Monday, March 16, 2009
What Was I Thinking!
For about 15 years I kept a journal. For me, that is a miracle A real one. I am not famous for my perseverance. It suddenly hit me that, ever since I started blogging, I have stopped journalling. That is so dumb. Because what I write about in my journals is way different from my posts It was the fire (see 2 previous posts) that suddenly reminded me about the journals. People talking about what they would really mourn losing in a fire: the irreplaceable things - like photos. And I thought: my journals! The value of those books to me is HUGE. I have, over the years, tried to document the braiding together of the ordinary rhythms of my life with the interventions and breathings of God in it. Those things can come into sharp focus when seen from a broader perspective Thats what these journals provide. I can now skim though years in an hour or so And see how prayers that seemed to have gone unheard, have actually been answered but in an unrecognized way. How sometimes the difficult times have themselves been the springboards into the answers to my deepest requests.
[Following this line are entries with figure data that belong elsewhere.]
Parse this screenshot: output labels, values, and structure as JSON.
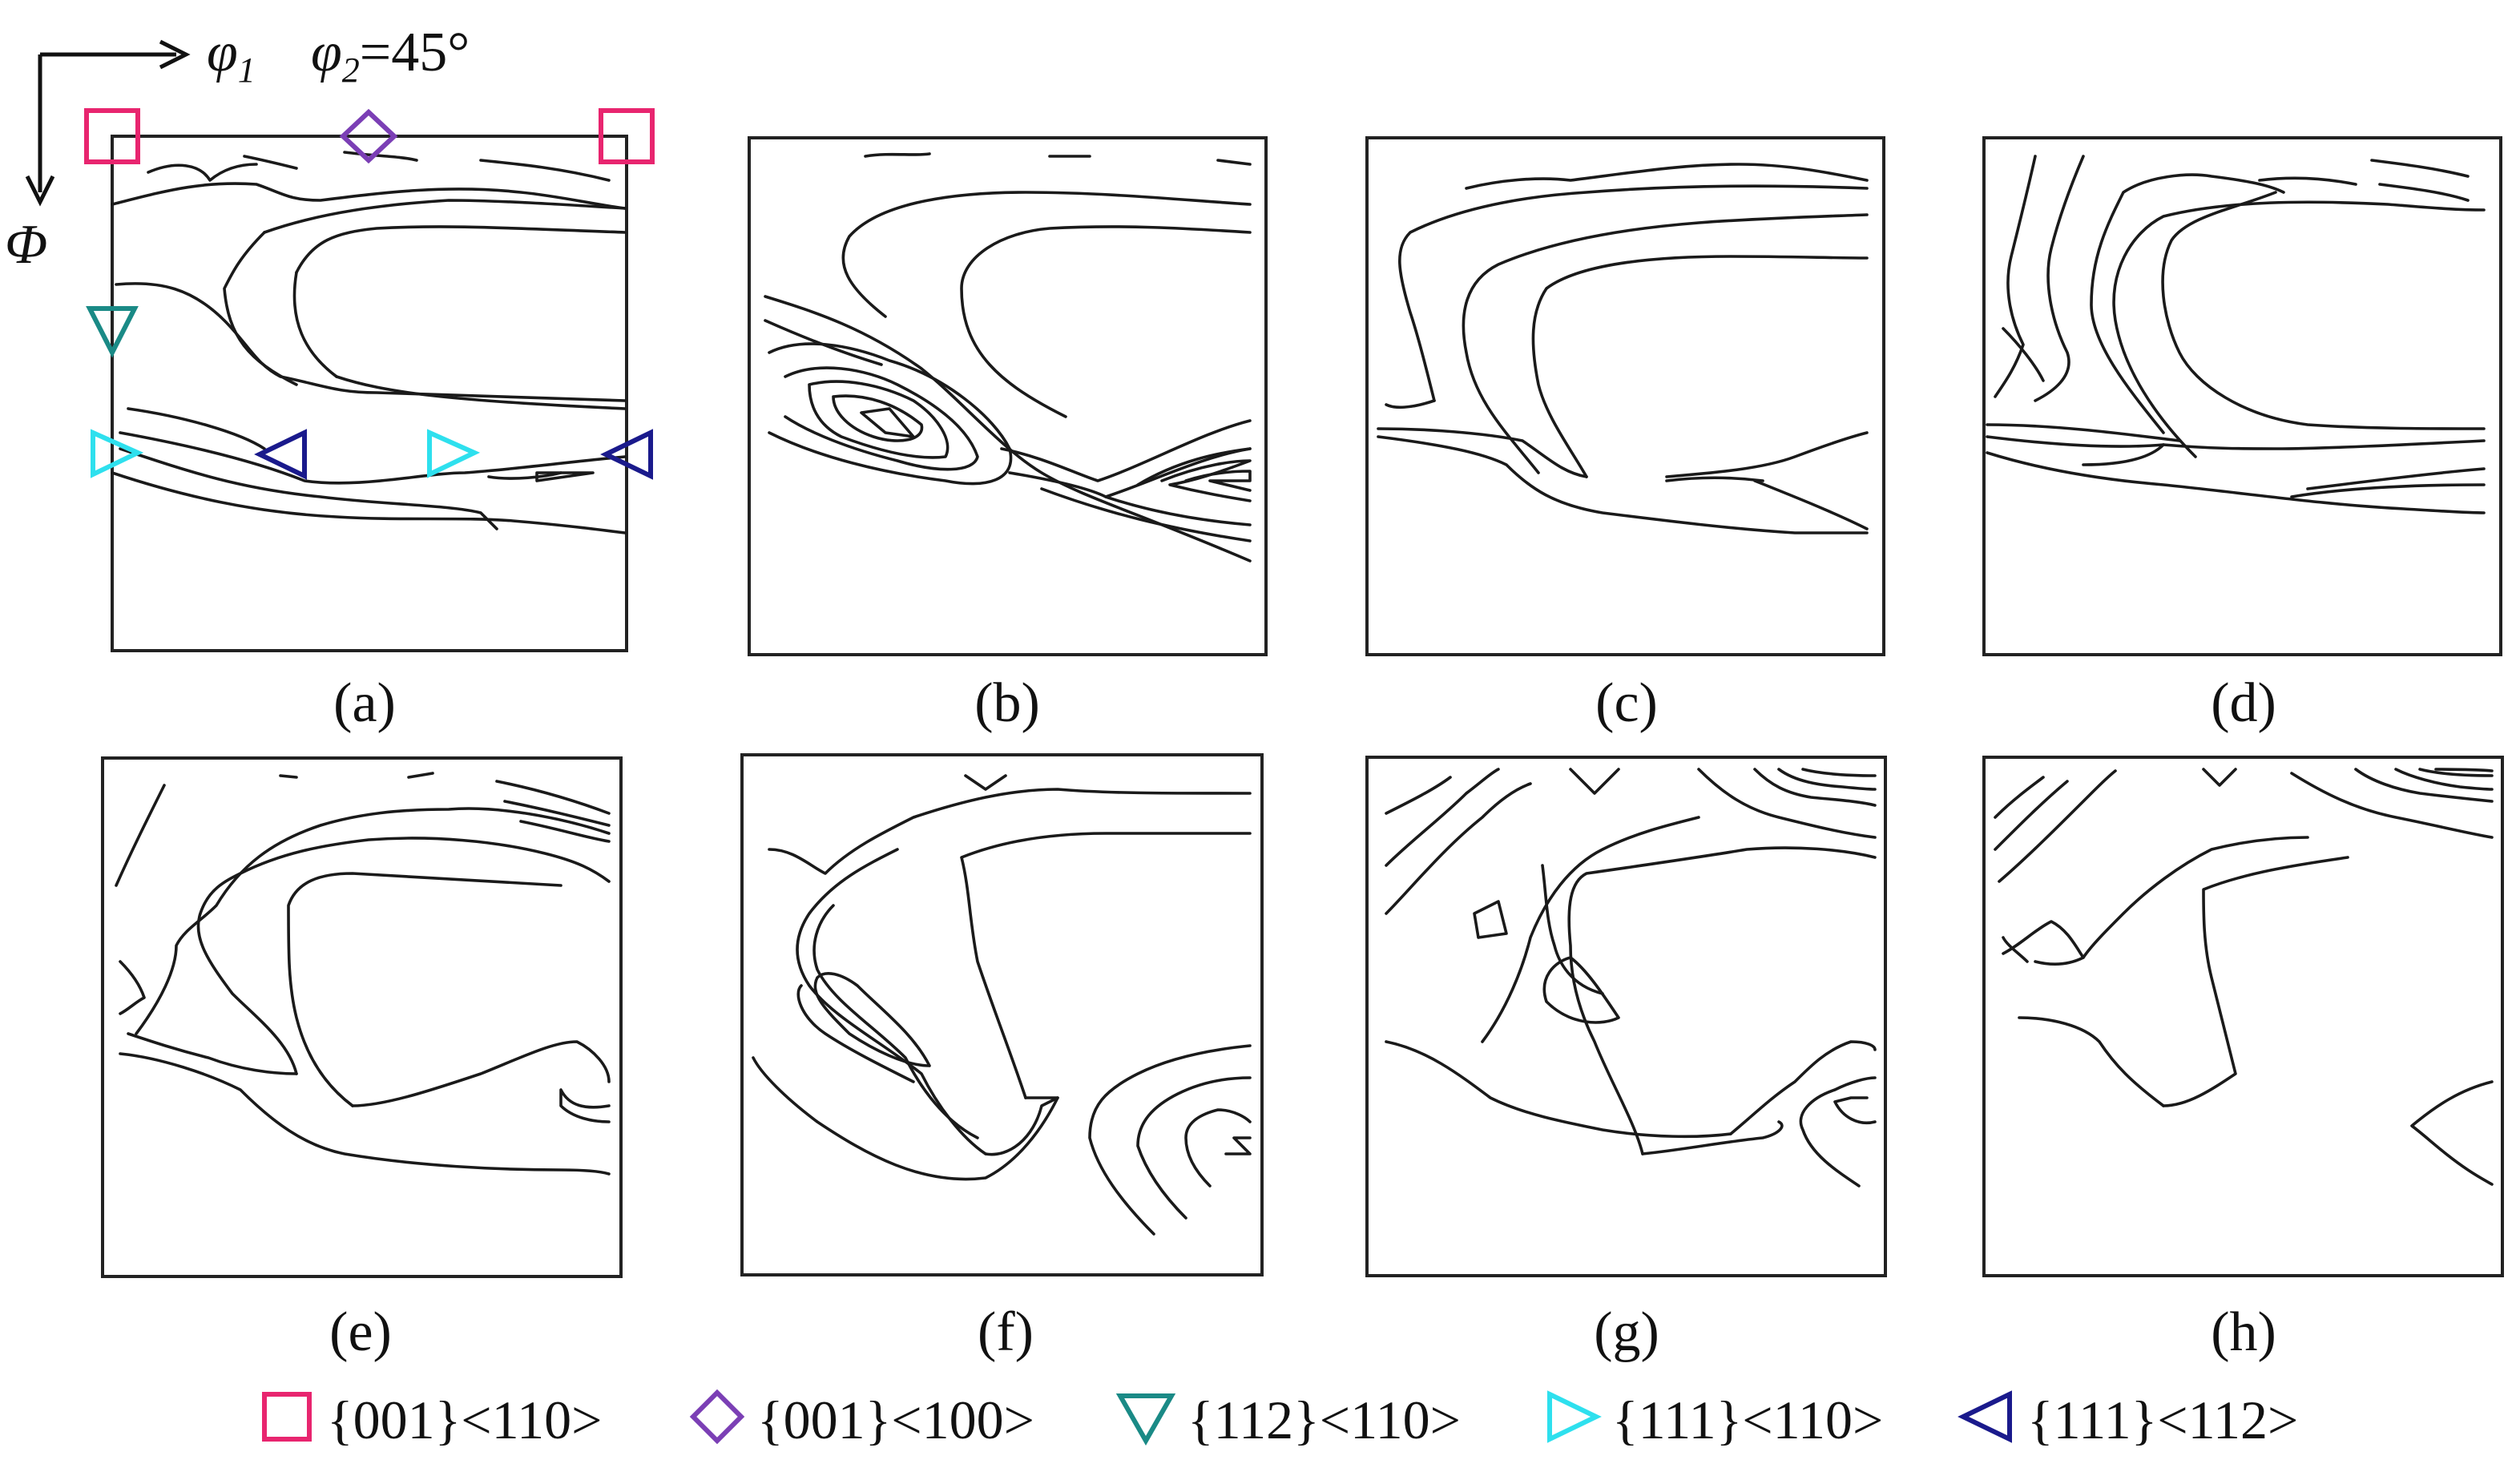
{
  "axes": {
    "phi1_symbol": "φ",
    "phi1_subscript": "1",
    "phi2_symbol": "φ",
    "phi2_subscript": "2",
    "phi2_value": "=45°",
    "Phi_symbol": "Φ"
  },
  "panels": [
    {
      "id": "a",
      "caption": "(a)"
    },
    {
      "id": "b",
      "caption": "(b)"
    },
    {
      "id": "c",
      "caption": "(c)"
    },
    {
      "id": "d",
      "caption": "(d)"
    },
    {
      "id": "e",
      "caption": "(e)"
    },
    {
      "id": "f",
      "caption": "(f)"
    },
    {
      "id": "g",
      "caption": "(g)"
    },
    {
      "id": "h",
      "caption": "(h)"
    }
  ],
  "legend": [
    {
      "symbol": "square",
      "label": "{001}<110>",
      "color": "#e8256f"
    },
    {
      "symbol": "diamond",
      "label": "{001}<100>",
      "color": "#7b3fb5"
    },
    {
      "symbol": "triangle-down",
      "label": "{112}<110>",
      "color": "#1a8a86"
    },
    {
      "symbol": "triangle-right",
      "label": "{111}<110>",
      "color": "#2ee0ee"
    },
    {
      "symbol": "triangle-left",
      "label": "{111}<112>",
      "color": "#1a1a8c"
    }
  ]
}
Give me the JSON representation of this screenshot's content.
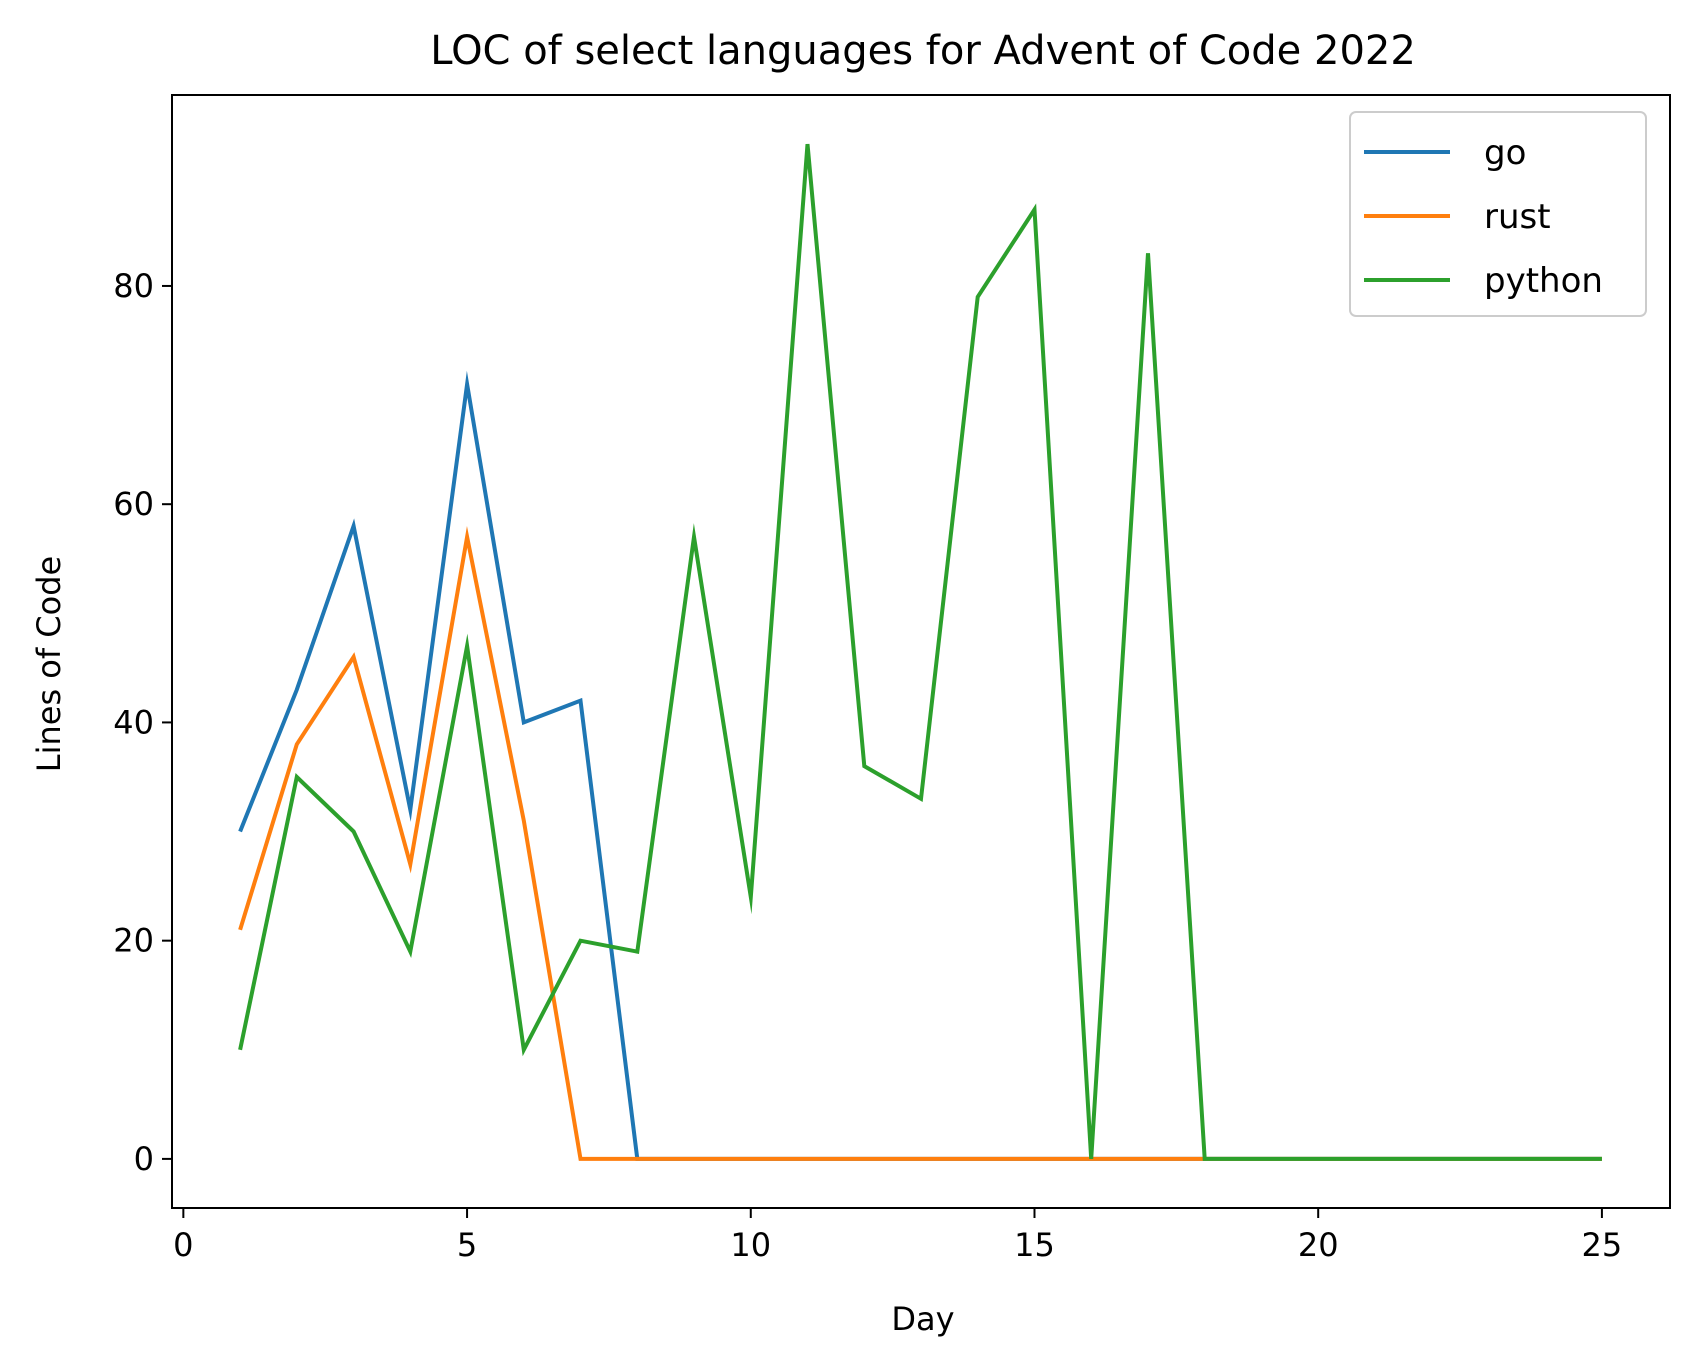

How pouring out my heart on paper about difficult children sometimes just issued into a sublime window into the heart of God - Himself the Father, and I would see that I often did those very things to Him Family life became a teaching cameo The meshing of practical and divine gives the mundane incandescence and gives the divine, present reality. And that is recorded there And is utterly priceless to me. I don't want to let go of that - What was I thinking!?